I did not pick and choose, hiding the exceptions. I've been arguing this for some time, and know that not all the Church Fathers agreed on everything. Quite the contrary. My purpose, as stated, was to show a *general consensus* among the Church Fathers on this subject. See my post in #153.
All you do is produce facts that I already know, that a couple of Church Fathers, Irenaeus and Hippolytus, held a different position on the 70th Week of Daniel. Cyril of Jerusalem and Origen may have held a similar view, but the point remains that a strong majority of the Church Fathers held to the historical view of Luke 21, and saw in this the dispersion of the Jews after 70 AD.
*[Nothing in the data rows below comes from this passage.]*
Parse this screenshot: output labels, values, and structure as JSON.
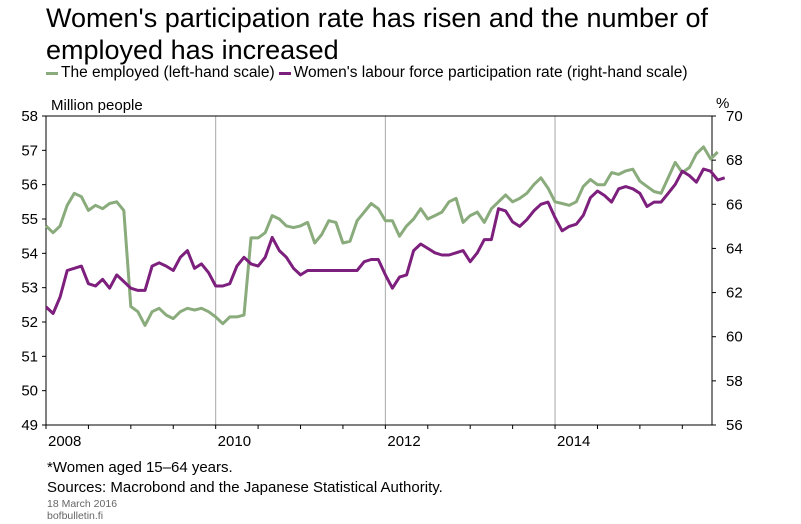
{
  "title": "Women's participation rate has risen and the number of employed has increased",
  "footnote": "*Women aged 15–64 years.",
  "sources": "Sources: Macrobond and the Japanese Statistical Authority.",
  "date": "18 March 2016",
  "site": "bofbulletin.fi",
  "colors": {
    "employed": "#8aab7c",
    "participation": "#7d1f7d",
    "grid": "#a8a8a8",
    "axis": "#000000"
  },
  "chart_data": {
    "type": "line",
    "left_axis": {
      "unit": "Million people",
      "ylim": [
        49,
        58
      ],
      "ticks": [
        "49",
        "50",
        "51",
        "52",
        "53",
        "54",
        "55",
        "56",
        "57",
        "58"
      ]
    },
    "right_axis": {
      "unit": "%",
      "ylim": [
        56,
        70
      ],
      "ticks": [
        "56",
        "58",
        "60",
        "62",
        "64",
        "66",
        "68",
        "70"
      ]
    },
    "x_axis": {
      "range": [
        2008,
        2015.85
      ],
      "tick_labels": [
        "2008",
        "2010",
        "2012",
        "2014"
      ]
    },
    "grid": {
      "vertical": true,
      "horizontal": false
    },
    "legend_position": "top",
    "series": [
      {
        "name": "The employed (left-hand scale)",
        "axis": "left",
        "start": 2008.0,
        "step_months": 1,
        "values": [
          54.8,
          54.6,
          54.8,
          55.4,
          55.75,
          55.65,
          55.25,
          55.4,
          55.3,
          55.45,
          55.5,
          55.25,
          52.45,
          52.3,
          51.9,
          52.3,
          52.4,
          52.2,
          52.1,
          52.3,
          52.4,
          52.35,
          52.4,
          52.3,
          52.15,
          51.95,
          52.15,
          52.15,
          52.2,
          54.45,
          54.45,
          54.6,
          55.1,
          55.0,
          54.8,
          54.75,
          54.8,
          54.9,
          54.3,
          54.55,
          54.95,
          54.9,
          54.3,
          54.35,
          54.95,
          55.2,
          55.45,
          55.3,
          54.95,
          54.95,
          54.5,
          54.8,
          55.0,
          55.3,
          55.0,
          55.1,
          55.2,
          55.5,
          55.6,
          54.9,
          55.1,
          55.2,
          54.9,
          55.3,
          55.5,
          55.7,
          55.5,
          55.6,
          55.75,
          56.0,
          56.2,
          55.9,
          55.5,
          55.45,
          55.4,
          55.5,
          55.95,
          56.15,
          56.0,
          56.0,
          56.35,
          56.3,
          56.4,
          56.45,
          56.1,
          55.95,
          55.8,
          55.75,
          56.2,
          56.65,
          56.35,
          56.5,
          56.9,
          57.1,
          56.75,
          56.95
        ]
      },
      {
        "name": "Women's labour force participation rate (right-hand scale)",
        "axis": "right",
        "start": 2008.0,
        "step_months": 1,
        "values": [
          61.35,
          61.05,
          61.8,
          63.0,
          63.1,
          63.2,
          62.4,
          62.3,
          62.6,
          62.2,
          62.8,
          62.5,
          62.2,
          62.1,
          62.1,
          63.2,
          63.35,
          63.2,
          63.0,
          63.6,
          63.9,
          63.1,
          63.3,
          62.9,
          62.3,
          62.3,
          62.4,
          63.2,
          63.6,
          63.3,
          63.2,
          63.6,
          64.5,
          63.9,
          63.6,
          63.1,
          62.8,
          63.0,
          63.0,
          63.0,
          63.0,
          63.0,
          63.0,
          63.0,
          63.0,
          63.4,
          63.5,
          63.5,
          62.8,
          62.2,
          62.7,
          62.8,
          63.9,
          64.2,
          64.0,
          63.8,
          63.7,
          63.7,
          63.8,
          63.9,
          63.4,
          63.8,
          64.4,
          64.4,
          65.8,
          65.7,
          65.2,
          65.0,
          65.3,
          65.7,
          66.0,
          66.1,
          65.4,
          64.8,
          65.0,
          65.1,
          65.5,
          66.3,
          66.6,
          66.4,
          66.1,
          66.7,
          66.8,
          66.7,
          66.5,
          65.9,
          66.1,
          66.1,
          66.5,
          66.9,
          67.5,
          67.3,
          67.0,
          67.6,
          67.5,
          67.1,
          67.2
        ]
      }
    ]
  }
}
This means they held, as a general consensus, the Great Tribulation to be the Jewish Diaspora, and not the endtime reign of Antichrist. The fact that several of them believed the Abomination of Desolation was Antichrist does not kick the majority consensus down to a minority view!
Consider this link, where the author says:
"Irenaeus and his pupil Hippolytus are the only two writers from the early Church period who believed in a still-future fulfillment of Daniel’s 70th week."
The Early Church Fathers and the Last Days of the Jewish Age
Now it may be true that some of the Church Fathers did not perfectly equate the 70th Week of Daniel with the Olivet Discourse. Accordingly, some like Irenaeus, Hippolytus, and a few others, misinterpreted the Abomination of Desolation to be the future Antichrist rather than as the 70th Week indicated--imminent judgment upon the Jews in 70 AD.
It remains that a logical view of the 70th Week would more properly interpret the AoD as the Roman siege of Jerusalem 66-70 AD. Some of the Church Fathers missed that, but the majority of them did not.
My thought is that the Church Fathers generally held to an historical fulfillment of the 70 Weeks prophecy, but that a few of them considered the 70th Week to be future, including Irenaeus and Hippolytus. This would've required them to separate off the 70th Week from the previous 69 Weeks--something that most of the Church Fathers *did not do!*
I might conclude, then, that those who saw a future 70th Week, among the Church Fathers, would likely have interpreted the Olivet Discourse as follows. The Abomination of Desolation would be Antichrist, but the Great Tribulation would be the dispersion of the Jewish People after 70 AD.
But virtually all of the Church Fathers held to an historical view of the 70 Weeks of Daniel, leading up to the destruction of Jerusalem and to the dispersion of the Jewish People, the "Great Tribulation." Only a relative few of them saw a future interpretation of the 70th Week, and a prophecy of the Antichrist.
This caused these few "outliers" among the Church Fathers to irrationally separate out the Abomination of Desolation as the Antichrist from the fall of Jerusalem mentioned in Dan 9. But logically, if the 70th Week of Daniel is tied to the Abomination of Desolation in 70 AD, it would have to have been tied to the fall of Jerusalem in 70 AD, and to the Great Tribulation of the Jewish People, taking place after 70 AD.